Skwer obok stadionu miejskiego na Zatorzu został zagospodarowany, ale końcowy efekt może nieco rozczarowywać. Na niewielkim fragmencie wcześniej zaniedbanego terenu, ustawiono betonowe siedziska nawiązujące kolorystycznie do barw Piasta Gliwice, stół do piłkarzyków, wykonano także utwardzony parking.
Czy będzie to nowe miejsce do rekreacji i spędzania czasu dla mieszkańców dzielnicy? Cóż, spoglądając na to, co powstało, można mieć wątpliwości.
Projekt z GBO na 2023 rok
Zagospodarowanie skweru zostało wykonane jako jedno z zadań z GBO na 2023 rok. Pochłonęło to ostatecznie 250 tysięcy zł (tyle też założono na ten cel w wycenie w GBO). Wiosną br. poszukiwano wykonawcy prac w przetargu.
Projekt zakładałby stworzenie miejsca, w którym mieszkańcy dzielnicy Zatorze oraz mieszkańcy miasta, odwiedzający okolice Stadionu Miejskiego w Gliwicach, mogliby spędzać wolny czas, integrować się oraz odpoczywać
– czytamy w opisie projektu do budżetu obywatelskiego.
– Stworzone miejsce byłoby odpowiedzą na potrzeby społeczności gliwickiej oraz kibiców Piasta Gliwice, którego stadion znajduje się w pobliżu, a także mieszkańców, którzy uczęszczają na pobliski targ.
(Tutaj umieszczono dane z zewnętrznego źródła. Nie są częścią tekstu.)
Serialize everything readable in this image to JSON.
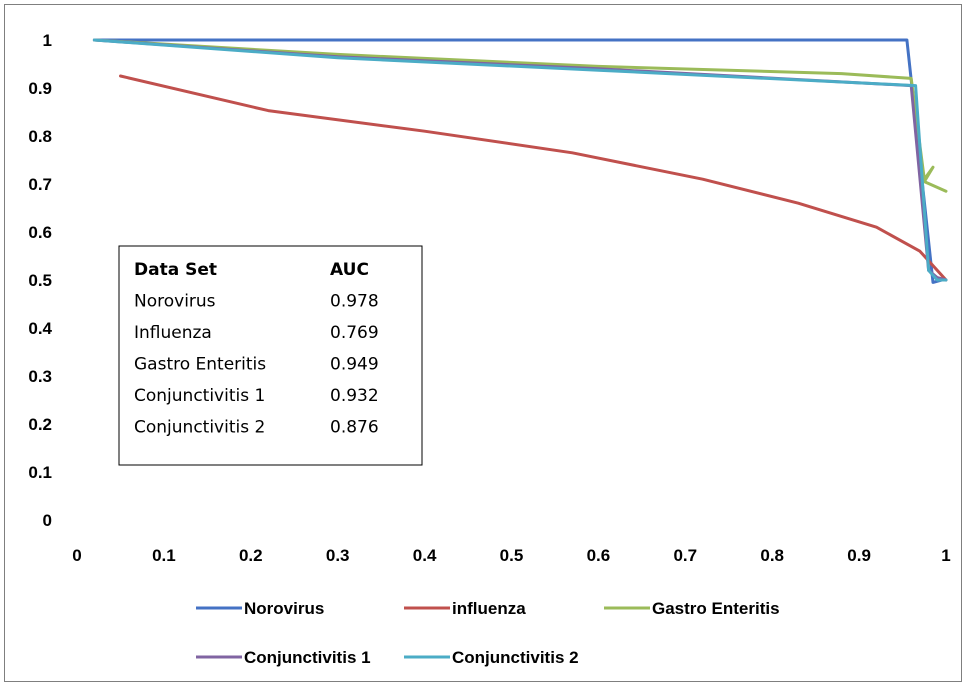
{
  "chart_data": {
    "type": "line",
    "title": "",
    "xlabel": "",
    "ylabel": "",
    "xlim": [
      0,
      1
    ],
    "ylim": [
      0,
      1
    ],
    "x_ticks": [
      "0",
      "0.1",
      "0.2",
      "0.3",
      "0.4",
      "0.5",
      "0.6",
      "0.7",
      "0.8",
      "0.9",
      "1"
    ],
    "y_ticks": [
      "0",
      "0.1",
      "0.2",
      "0.3",
      "0.4",
      "0.5",
      "0.6",
      "0.7",
      "0.8",
      "0.9",
      "1"
    ],
    "grid": false,
    "legend_position": "bottom",
    "series": [
      {
        "name": "Norovirus",
        "color": "#4472c4",
        "points": [
          [
            0.02,
            1.0
          ],
          [
            0.955,
            1.0
          ],
          [
            0.985,
            0.495
          ],
          [
            0.995,
            0.5
          ]
        ]
      },
      {
        "name": "influenza",
        "color": "#c0504d",
        "points": [
          [
            0.05,
            0.925
          ],
          [
            0.22,
            0.853
          ],
          [
            0.4,
            0.81
          ],
          [
            0.57,
            0.765
          ],
          [
            0.72,
            0.71
          ],
          [
            0.83,
            0.66
          ],
          [
            0.92,
            0.61
          ],
          [
            0.97,
            0.56
          ],
          [
            1.0,
            0.5
          ]
        ]
      },
      {
        "name": "Gastro Enteritis",
        "color": "#9bbb59",
        "points": [
          [
            0.02,
            1.0
          ],
          [
            0.3,
            0.97
          ],
          [
            0.6,
            0.945
          ],
          [
            0.88,
            0.93
          ],
          [
            0.96,
            0.92
          ],
          [
            0.975,
            0.71
          ],
          [
            0.985,
            0.735
          ],
          [
            0.975,
            0.705
          ],
          [
            1.0,
            0.685
          ]
        ]
      },
      {
        "name": "Conjunctivitis 1",
        "color": "#8064a2",
        "points": [
          [
            0.02,
            1.0
          ],
          [
            0.3,
            0.965
          ],
          [
            0.6,
            0.94
          ],
          [
            0.96,
            0.905
          ],
          [
            0.98,
            0.52
          ],
          [
            0.99,
            0.505
          ],
          [
            1.0,
            0.5
          ]
        ]
      },
      {
        "name": "Conjunctivitis 2",
        "color": "#4bacc6",
        "points": [
          [
            0.02,
            1.0
          ],
          [
            0.3,
            0.963
          ],
          [
            0.6,
            0.937
          ],
          [
            0.965,
            0.905
          ],
          [
            0.98,
            0.52
          ],
          [
            0.99,
            0.5
          ],
          [
            1.0,
            0.5
          ]
        ]
      }
    ],
    "auc_table": {
      "header": [
        "Data Set",
        "AUC"
      ],
      "rows": [
        [
          "Norovirus",
          "0.978"
        ],
        [
          "Influenza",
          "0.769"
        ],
        [
          "Gastro Enteritis",
          "0.949"
        ],
        [
          "Conjunctivitis 1",
          "0.932"
        ],
        [
          "Conjunctivitis 2",
          "0.876"
        ]
      ]
    }
  }
}
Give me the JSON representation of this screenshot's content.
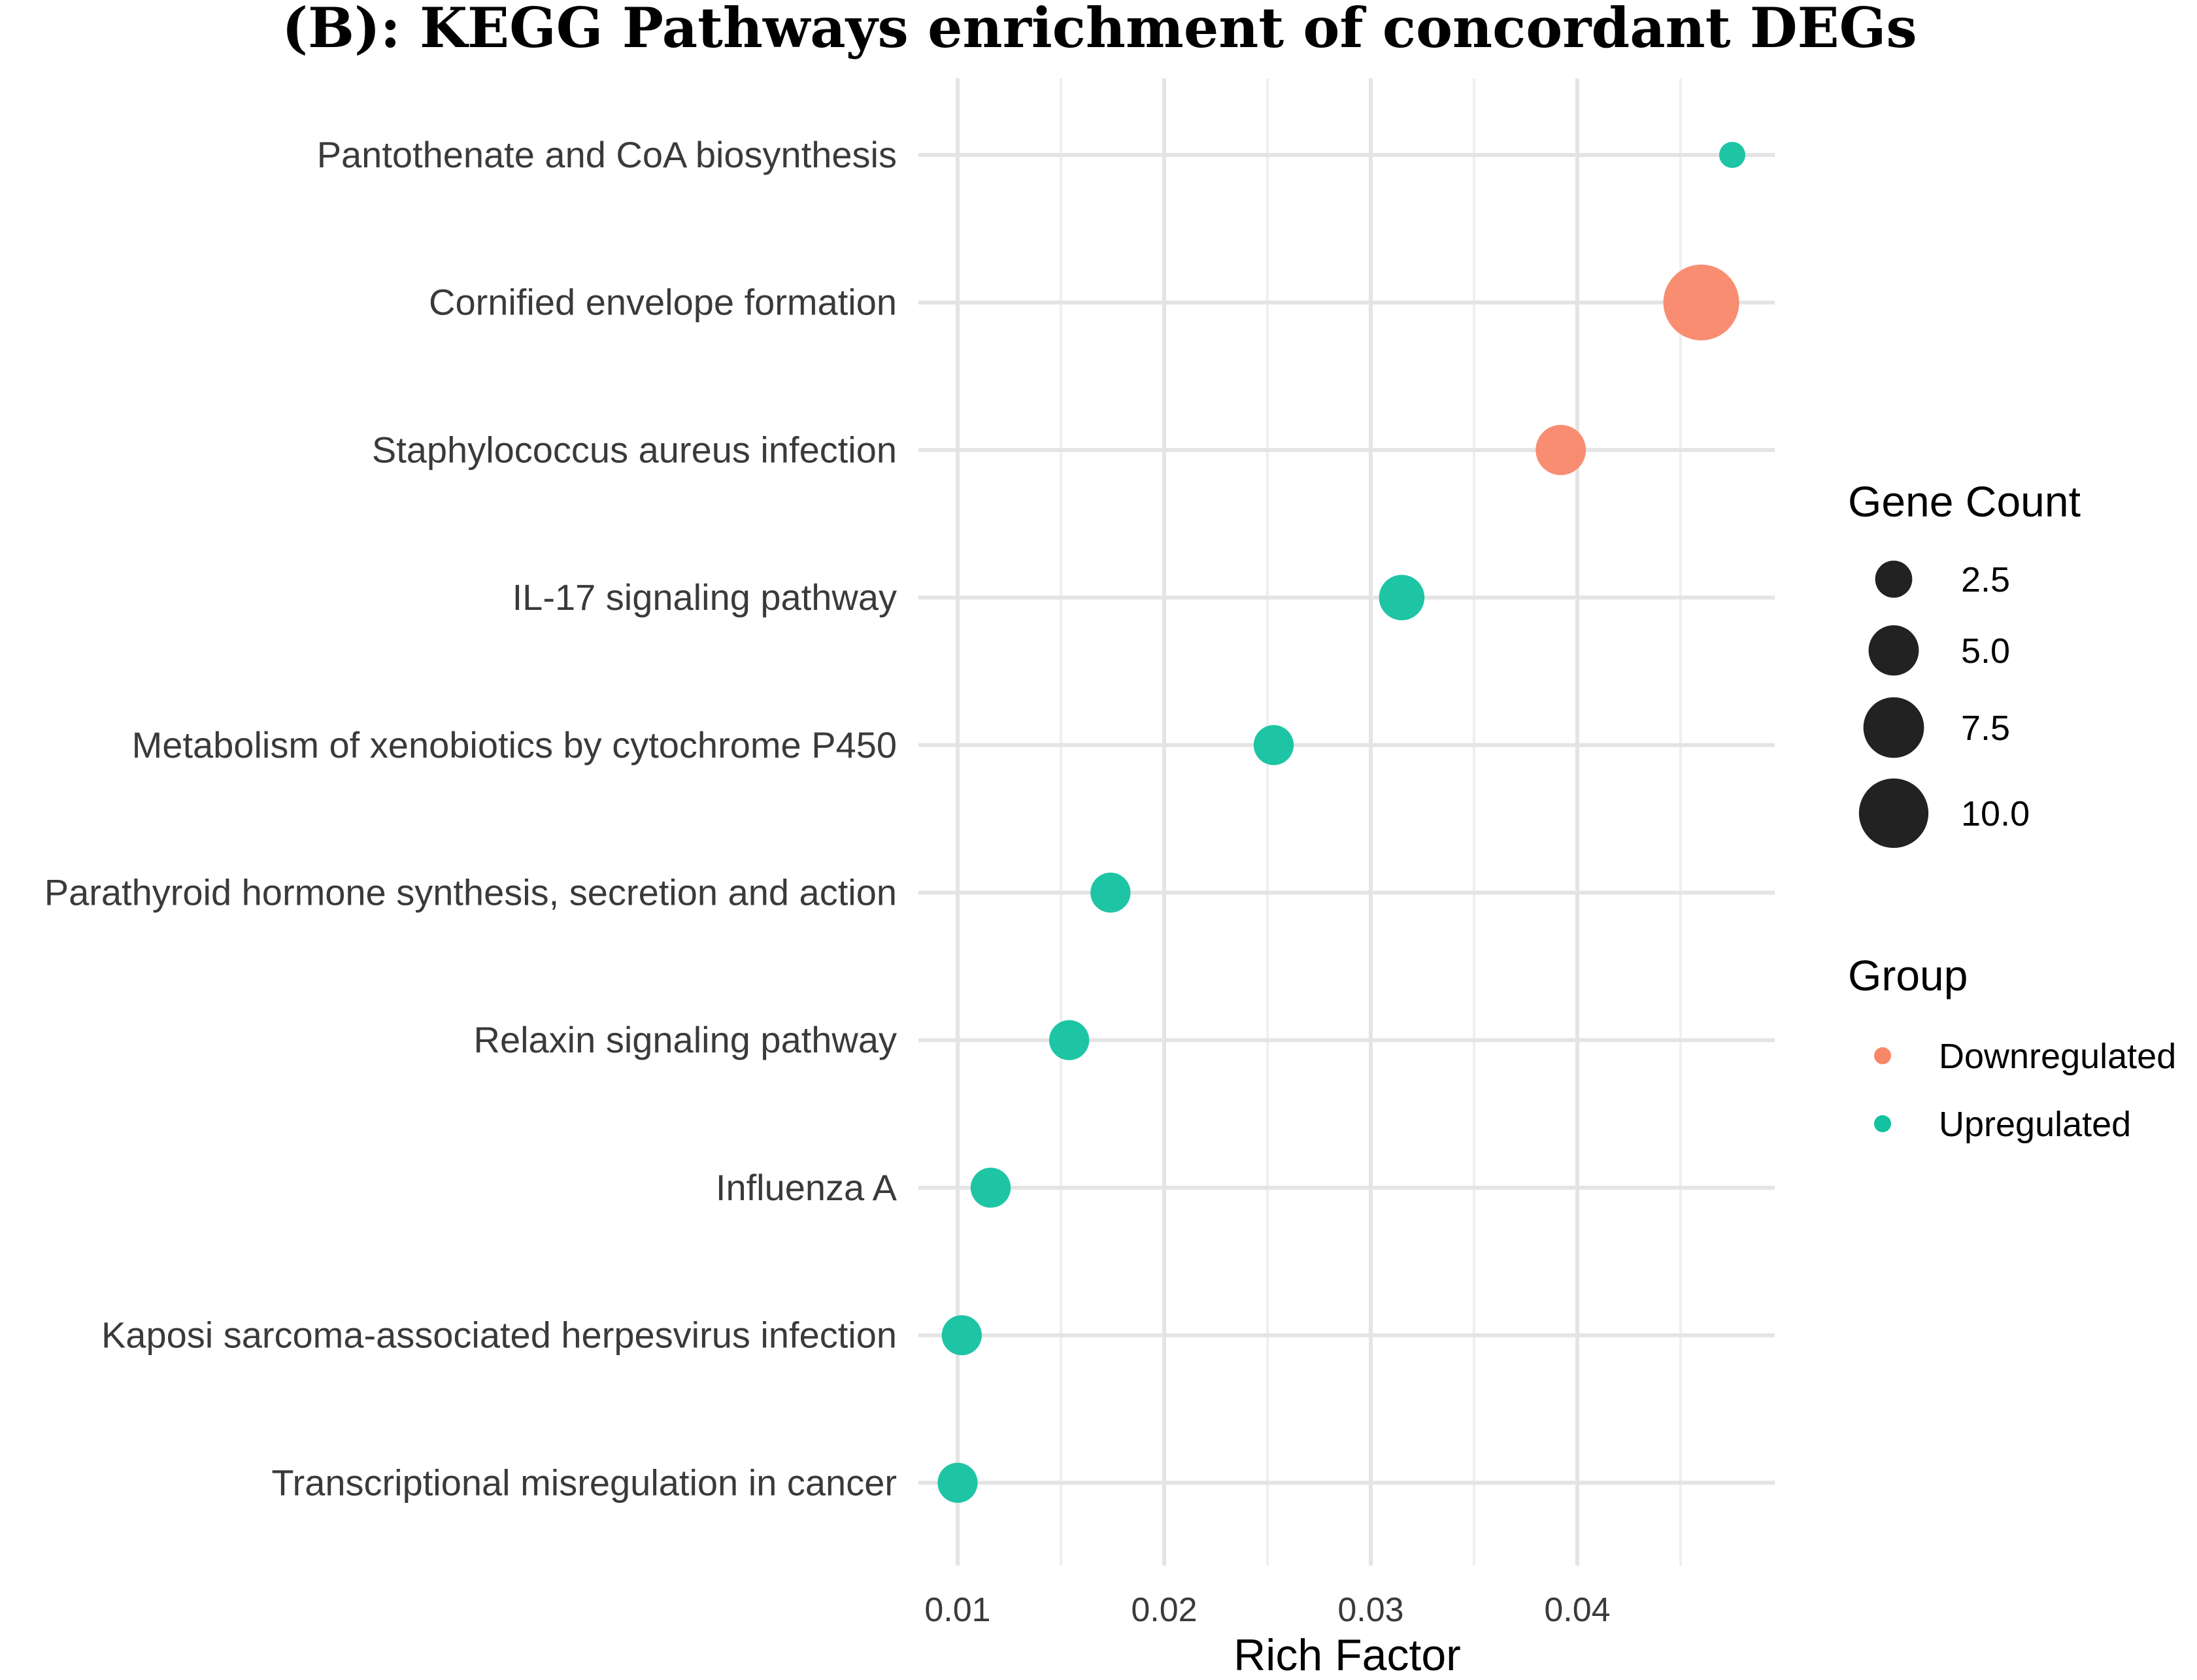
{
  "chart_data": {
    "type": "scatter",
    "title": "(B): KEGG Pathways enrichment of concordant DEGs",
    "xlabel": "Rich Factor",
    "ylabel": "",
    "xlim": [
      0.0088,
      0.049
    ],
    "x_ticks": [
      0.01,
      0.02,
      0.03,
      0.04
    ],
    "x_tick_labels": [
      "0.01",
      "0.02",
      "0.03",
      "0.04"
    ],
    "x_minor_ticks": [
      0.015,
      0.025,
      0.035,
      0.045
    ],
    "grid": true,
    "categories": [
      "Pantothenate and CoA biosynthesis",
      "Cornified envelope formation",
      "Staphylococcus aureus infection",
      "IL-17 signaling pathway",
      "Metabolism of xenobiotics by cytochrome P450",
      "Parathyroid hormone synthesis, secretion and action",
      "Relaxin signaling pathway",
      "Influenza A",
      "Kaposi sarcoma-associated herpesvirus infection",
      "Transcriptional misregulation in cancer"
    ],
    "points": [
      {
        "pathway": "Pantothenate and CoA biosynthesis",
        "rich_factor": 0.0475,
        "gene_count": 1,
        "group": "Upregulated"
      },
      {
        "pathway": "Cornified envelope formation",
        "rich_factor": 0.046,
        "gene_count": 12,
        "group": "Downregulated"
      },
      {
        "pathway": "Staphylococcus aureus infection",
        "rich_factor": 0.0392,
        "gene_count": 5,
        "group": "Downregulated"
      },
      {
        "pathway": "IL-17 signaling pathway",
        "rich_factor": 0.0315,
        "gene_count": 4,
        "group": "Upregulated"
      },
      {
        "pathway": "Metabolism of xenobiotics by cytochrome P450",
        "rich_factor": 0.0253,
        "gene_count": 3,
        "group": "Upregulated"
      },
      {
        "pathway": "Parathyroid hormone synthesis, secretion and action",
        "rich_factor": 0.0174,
        "gene_count": 3,
        "group": "Upregulated"
      },
      {
        "pathway": "Relaxin signaling pathway",
        "rich_factor": 0.0154,
        "gene_count": 3,
        "group": "Upregulated"
      },
      {
        "pathway": "Influenza A",
        "rich_factor": 0.0116,
        "gene_count": 3,
        "group": "Upregulated"
      },
      {
        "pathway": "Kaposi sarcoma-associated herpesvirus infection",
        "rich_factor": 0.0102,
        "gene_count": 3,
        "group": "Upregulated"
      },
      {
        "pathway": "Transcriptional misregulation in cancer",
        "rich_factor": 0.01,
        "gene_count": 3,
        "group": "Upregulated"
      }
    ],
    "size_legend": {
      "title": "Gene Count",
      "values": [
        2.5,
        5.0,
        7.5,
        10.0
      ],
      "labels": [
        "2.5",
        "5.0",
        "7.5",
        "10.0"
      ],
      "size_range": [
        1,
        12
      ]
    },
    "color_legend": {
      "title": "Group",
      "entries": [
        {
          "label": "Downregulated",
          "color": "#f8876a"
        },
        {
          "label": "Upregulated",
          "color": "#12c2a0"
        }
      ]
    },
    "legend_position": "right"
  }
}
Dzięki temu, szczególnie osoby starsze miałyby możliwość odpoczynku i „schowania się” w cieniu podczas ciepłych i słonecznych dni – uzasadnia dalej wnioskodawca.
W ramach uzgodnień z autorem projektu zrezygnowano z budowy oświetlenia tego miejsca, a także z interaktywnej funkcji ustawionych tam „ławek”. Z zamówienia publicznego MZUK wynikało natomiast, że miały tam znaleźć się także m.in. leżaki, stoły, kosze na śmieci, tablica z regulaminem korzystania, a także stojaki na rowery. Części z tych rzeczy, jak np. leżaków i stołów na miejscu nie zastaliśmy.
Co zastajemy na miejscu
Na niezbyt dużym terenie w rejonie stadionu i wieży ciśnień, gdzie między kępą drzew a ogrodzeniem parkowały samochody, teraz utworzono utwardzony parking, który z dwóch stron obsadzono roślinnością. Wygląda to porządniej, ale niewątpliwie służyć będzie wyłącznie osobom chcącym zaparkować w pobliżu targu czy stadionu. Rekreacyjnego czy wypoczynkowego waloru w tym konkretnym miejscu oczywiście brak.
Nieco dalej, wśród drzew na niewielkim fragmencie zieleńca ustawiono betonowe siedziska w niebiesko-czerwonych barwach. Można stwierdzić z całą pewnością, że trudniej je będzie zniszczyć niż standardowe, drewniane siedziska, jednak, czy seniorzy faktycznie będą mogli tam odpocząć? W tym rejonie miasta znajdą się inne miejsca z ławkami, na których można się oprzeć – chociażby na skwerze przy ul. Poniatowskiego.
Są tu jeszcze cztery stojaki rowerowe, a także stół do piłkarzyków. Można mieć wątpliwości, czy takie wyposażenie skweru będzie sprzyjało integracji i aktywizacji mieszkańców, lub zachęcało ich do spędzania tutaj czasu. Już bardziej prawdopodobna jest jego inna funkcja, na którą także wskazywano w projekcie złożonym do budżetu obywatelskiego.
– Zrewitalizowany skwer byłby również miejscem do cyklicznego organizowania tzn. „fun zony” (miejsca, gdzie z wyprzedzeniem gromadzą się najmłodsi kibice i animowani są różnego rodzaju konkursami, zabawami) przed meczami Piasta Gliwice – zawarto w uzasadnieniu projektu do GBO.
Estetyki otoczenia na pewno nie poprawiają ustawione w okolicy zieleńca i parkingu pojemniki na zbiórkę odzieży z PCK, których w tym rejonie znajdujemy aż… pięć. To jednak nie było przedmiotem tego zadania.